Colucci sta studiando una soluzione “che però non potrà non essere costosa – aggiunge il deputato Cinquestelle –. I pensionati devono avere ciò che è loro, tuttavia possiamo provare a mitigare l’impatto, contemperando l’articolo 81 sul pareggio di bilancio con l’articolo 36 richiamato dalla sentenza della Consulta. Per farlo, però, ripeto: governo e Inps devono darci i dati esatti”.
Entrando nel dettaglio, l’ipotesi di intervento parte dalla norma del 2019, scritta dal governo Conte 1, che già prevede l’anticipazione del Tfs a favore del pensionato. “Solo che dobbiamo porre il relativo onere a carico dello Stato e non del lavoratore”, spiega Colucci. Qui tornano in campo le banche che già in questi anni hanno spesso erogato anticipi delle liquidazioni a tassi anche molto onerosi per i cittadini. “Gli istituti di credito possono anticipare allo Stato le somme dovute, in modo che il pubblico paghi solo gli interessi passivi. Poi, la copertura dovrebbe arrivare a valere su un prelievo che riguarda gli extraprofitti bancari”, aggiunge il deputato stellato.
“La finanziarizzazione consentirebbe di ridurre in modo importante il costo per l’erario, perché lo Stato dovrebbe coprire solo gli interessi passivi dell’anticipazione”, chiosa Colucci, mentre il ‘capitale’ sarebbe poi coperto da una nuova tassa sui larghi utili accumulati delle banche. “Mi sembra naturale chiedere loro uno sforzo per il riconoscimento di un diritto costituzionale dei lavoratori. A me interessa rendere la nostra proposta di legge inattaccabile sul fronte dei numeri e delle coperture. Non voglio che sia bocciata per violazione dell’articolo 81, come accaduto alla legge Schlein sulla sanità. Per questo – conclude il parlamentare foggiano – ci servono numeri precisi”.

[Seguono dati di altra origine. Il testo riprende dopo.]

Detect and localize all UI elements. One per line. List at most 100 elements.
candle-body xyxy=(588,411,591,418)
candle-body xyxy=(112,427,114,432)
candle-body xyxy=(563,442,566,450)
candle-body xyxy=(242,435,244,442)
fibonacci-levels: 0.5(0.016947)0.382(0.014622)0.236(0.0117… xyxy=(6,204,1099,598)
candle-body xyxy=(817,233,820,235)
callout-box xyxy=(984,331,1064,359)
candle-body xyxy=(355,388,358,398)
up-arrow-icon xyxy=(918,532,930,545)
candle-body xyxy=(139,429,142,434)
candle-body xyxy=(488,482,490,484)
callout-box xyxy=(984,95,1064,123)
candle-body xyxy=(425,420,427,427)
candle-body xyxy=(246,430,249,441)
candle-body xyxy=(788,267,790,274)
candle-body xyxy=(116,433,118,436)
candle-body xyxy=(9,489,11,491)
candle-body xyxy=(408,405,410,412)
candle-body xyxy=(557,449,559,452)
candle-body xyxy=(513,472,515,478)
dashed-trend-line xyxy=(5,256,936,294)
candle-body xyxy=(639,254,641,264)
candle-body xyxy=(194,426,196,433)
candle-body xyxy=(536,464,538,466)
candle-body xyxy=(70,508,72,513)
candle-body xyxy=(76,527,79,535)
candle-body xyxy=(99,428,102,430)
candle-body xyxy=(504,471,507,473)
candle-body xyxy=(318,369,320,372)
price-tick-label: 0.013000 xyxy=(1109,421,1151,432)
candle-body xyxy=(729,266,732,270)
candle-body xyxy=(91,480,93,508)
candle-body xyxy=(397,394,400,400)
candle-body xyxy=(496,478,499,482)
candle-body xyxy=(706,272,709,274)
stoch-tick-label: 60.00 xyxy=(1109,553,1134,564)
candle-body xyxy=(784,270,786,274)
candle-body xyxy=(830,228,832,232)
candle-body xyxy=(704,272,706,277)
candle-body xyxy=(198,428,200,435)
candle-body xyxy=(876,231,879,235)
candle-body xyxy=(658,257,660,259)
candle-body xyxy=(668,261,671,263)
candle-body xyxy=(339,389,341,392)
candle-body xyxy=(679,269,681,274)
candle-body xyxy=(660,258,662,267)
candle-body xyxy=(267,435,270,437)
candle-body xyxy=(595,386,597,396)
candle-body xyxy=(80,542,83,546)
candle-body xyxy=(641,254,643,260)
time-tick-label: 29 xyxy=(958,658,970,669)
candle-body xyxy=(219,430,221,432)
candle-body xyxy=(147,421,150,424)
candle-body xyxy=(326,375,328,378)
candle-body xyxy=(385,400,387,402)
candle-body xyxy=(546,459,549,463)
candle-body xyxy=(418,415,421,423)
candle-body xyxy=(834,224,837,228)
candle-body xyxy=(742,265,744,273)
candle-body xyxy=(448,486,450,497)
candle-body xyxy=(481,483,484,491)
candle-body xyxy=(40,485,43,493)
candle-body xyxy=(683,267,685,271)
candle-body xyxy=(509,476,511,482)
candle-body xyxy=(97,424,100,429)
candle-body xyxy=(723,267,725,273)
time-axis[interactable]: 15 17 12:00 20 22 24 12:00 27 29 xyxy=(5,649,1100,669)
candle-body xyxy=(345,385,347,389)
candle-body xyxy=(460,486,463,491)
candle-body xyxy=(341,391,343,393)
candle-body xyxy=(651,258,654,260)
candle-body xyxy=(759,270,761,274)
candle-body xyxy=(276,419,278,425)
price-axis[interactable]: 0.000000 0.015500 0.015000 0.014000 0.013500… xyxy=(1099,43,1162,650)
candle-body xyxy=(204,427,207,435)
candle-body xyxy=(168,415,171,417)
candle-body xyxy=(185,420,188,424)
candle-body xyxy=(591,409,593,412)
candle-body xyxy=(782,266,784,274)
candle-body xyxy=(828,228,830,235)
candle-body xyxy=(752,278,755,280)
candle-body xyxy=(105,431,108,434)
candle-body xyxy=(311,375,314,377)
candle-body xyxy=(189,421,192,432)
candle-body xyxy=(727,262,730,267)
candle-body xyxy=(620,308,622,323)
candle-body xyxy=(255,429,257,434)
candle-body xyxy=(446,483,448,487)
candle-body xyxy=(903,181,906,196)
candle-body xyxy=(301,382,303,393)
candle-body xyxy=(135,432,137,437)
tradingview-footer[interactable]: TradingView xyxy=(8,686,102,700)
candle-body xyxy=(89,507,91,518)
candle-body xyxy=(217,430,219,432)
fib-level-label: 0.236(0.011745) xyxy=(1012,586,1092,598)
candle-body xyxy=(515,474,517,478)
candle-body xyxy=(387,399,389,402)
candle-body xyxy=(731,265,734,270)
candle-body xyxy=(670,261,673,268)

A quel punto lo scontro si sposterebbe tutto sul merito politico e sarebbe molto acceso, anche alla luce degli esiti della tassa sugli extraprofitti bancari lanciata l’anno scorso, in piena estate, dal governo Meloni. L’esecutivo fece poi marcia indietro e si ritirò in buon ordine, trasformando la misura in uno strumento di rafforzamento patrimoniale a beneficio degli istituti. Della serie: scusateci, abbiamo scherzato. I lavoratori pubblici, però, non ne possono più e non sono certo in vena di scherzi.